Sans oublier le bien-être physique
sur lequel tous les chanteurs insistent. « Après deux heures de chant, je suis
vidée, comme après avoir fait du sport, et je dors comme un bébé. C’est mon
yoga à moi », poursuit Christine. « Le travail de la respiration est très
physique, explique Catherine Braslavsky. L’inspiration part du ventre, remonte
jusqu’aux clavicules. Puis le thorax se vide et le son glisse et s’appuie sur
le souffle. Lorsqu’on chante, on a vraiment l’impression de surfer sur cette
vague de la respiration. »
Accoucher
en chantant
Dans les années 60, Marie-Louise
Aucher est la première à utiliser la voix comme technique de mieux-être, après
avoir mis en évidence que les vibrations de la voix se propagent dans le corps
à travers le squelette, avec des effets physiques et psychologiques. Elle pose
ainsi les premiers jalons de la "psychophonie", qui trouve une de ses
applications auprès des femmes enceintes. Car l’expérience le prouve, accoucher
en chantant, ça fait moins mal ! « Les vibrations sonores au niveau du cerveau
vont augmenter la sécrétion des endorphines, ces neuromédiateurs inhibant la
douleur et donnant une sensation de bien-être », explique Samira Ben Hadj
Yahia, gynécologue obstétricienne formée au chant prénatal.

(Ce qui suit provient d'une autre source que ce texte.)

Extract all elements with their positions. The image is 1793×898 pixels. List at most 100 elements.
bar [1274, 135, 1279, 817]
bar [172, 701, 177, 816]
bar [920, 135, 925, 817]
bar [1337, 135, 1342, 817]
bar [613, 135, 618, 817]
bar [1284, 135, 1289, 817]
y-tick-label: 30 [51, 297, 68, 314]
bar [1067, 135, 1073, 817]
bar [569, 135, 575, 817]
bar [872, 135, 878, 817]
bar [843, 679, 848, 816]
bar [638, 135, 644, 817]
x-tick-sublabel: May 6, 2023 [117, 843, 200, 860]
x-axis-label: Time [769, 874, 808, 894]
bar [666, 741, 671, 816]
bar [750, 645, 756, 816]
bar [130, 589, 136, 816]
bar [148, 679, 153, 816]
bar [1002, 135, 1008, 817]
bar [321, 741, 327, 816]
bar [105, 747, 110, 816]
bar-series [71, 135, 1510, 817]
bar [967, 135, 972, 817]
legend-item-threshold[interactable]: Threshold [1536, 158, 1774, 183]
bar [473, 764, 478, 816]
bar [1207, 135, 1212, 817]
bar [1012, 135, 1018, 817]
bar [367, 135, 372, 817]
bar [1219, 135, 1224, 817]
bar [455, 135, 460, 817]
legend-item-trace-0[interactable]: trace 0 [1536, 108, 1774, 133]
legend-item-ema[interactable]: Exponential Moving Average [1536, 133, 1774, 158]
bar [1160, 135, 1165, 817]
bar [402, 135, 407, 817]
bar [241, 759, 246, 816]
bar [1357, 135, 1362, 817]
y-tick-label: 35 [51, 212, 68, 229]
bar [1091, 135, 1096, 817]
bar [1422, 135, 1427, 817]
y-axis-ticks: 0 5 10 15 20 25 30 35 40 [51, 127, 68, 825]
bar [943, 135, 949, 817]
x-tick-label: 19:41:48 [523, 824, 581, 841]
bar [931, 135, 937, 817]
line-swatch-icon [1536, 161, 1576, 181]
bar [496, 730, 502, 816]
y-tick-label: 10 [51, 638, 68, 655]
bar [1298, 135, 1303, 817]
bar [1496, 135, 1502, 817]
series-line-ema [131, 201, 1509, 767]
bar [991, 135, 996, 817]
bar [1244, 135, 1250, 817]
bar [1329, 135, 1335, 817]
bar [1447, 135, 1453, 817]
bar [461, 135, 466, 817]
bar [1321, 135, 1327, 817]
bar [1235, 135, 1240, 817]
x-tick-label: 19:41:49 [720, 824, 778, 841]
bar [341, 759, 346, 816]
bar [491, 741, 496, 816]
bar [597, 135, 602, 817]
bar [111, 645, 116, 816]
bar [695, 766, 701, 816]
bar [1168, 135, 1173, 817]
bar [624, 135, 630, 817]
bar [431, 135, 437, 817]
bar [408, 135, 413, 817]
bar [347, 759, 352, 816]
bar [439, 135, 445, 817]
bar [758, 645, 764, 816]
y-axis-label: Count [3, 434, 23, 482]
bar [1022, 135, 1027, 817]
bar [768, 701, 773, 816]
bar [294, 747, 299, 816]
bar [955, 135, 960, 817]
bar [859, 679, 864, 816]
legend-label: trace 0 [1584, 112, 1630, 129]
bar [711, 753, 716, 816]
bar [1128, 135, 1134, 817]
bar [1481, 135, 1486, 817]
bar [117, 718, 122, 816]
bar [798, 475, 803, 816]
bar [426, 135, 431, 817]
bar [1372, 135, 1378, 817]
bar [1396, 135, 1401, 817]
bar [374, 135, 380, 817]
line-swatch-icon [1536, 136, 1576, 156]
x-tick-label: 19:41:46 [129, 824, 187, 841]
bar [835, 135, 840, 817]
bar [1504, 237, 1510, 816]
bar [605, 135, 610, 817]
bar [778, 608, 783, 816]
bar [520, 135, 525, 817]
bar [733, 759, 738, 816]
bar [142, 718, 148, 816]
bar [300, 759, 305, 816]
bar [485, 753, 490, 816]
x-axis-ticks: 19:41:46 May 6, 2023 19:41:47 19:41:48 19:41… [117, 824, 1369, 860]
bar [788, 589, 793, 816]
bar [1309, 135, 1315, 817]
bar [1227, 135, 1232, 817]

Enceinte, Anne-Sophie, 34 ans, a
suivi des cours. « Ça été très bénéfique car le chant prénatal développe le
souffle, primordial lors de l’accouchement. En produisant des sons graves et
doux, on se concentre sur sa voix et sur les vibrations qui se propagent dans
le corps. On a l’impression d’envelopper le bébé d’un univers de sons
apaisants. Je n’ai pas osé chanter durant l’accouchement, mais j’avais une
bonne conscience de ma respiration, ce qui m’a été très utile pour accompagner
la descente du bébé dans le bassin. »
Lâcher
prise
Bien sûr, les vertus du chant ne
se limitent pas à ces aspects physiques et vibratoires. « Le choix du
répertoire permet d’exprimer ses émotions et d’apprendre à les gérer »,
remarque Colette Billaux, psychophoniste. Autrement dit, panser ses chagrins en
chantant les classiques de Barbara ou se doper le moral sous la douche en
interprétant les airs de Verdi est également salutaire !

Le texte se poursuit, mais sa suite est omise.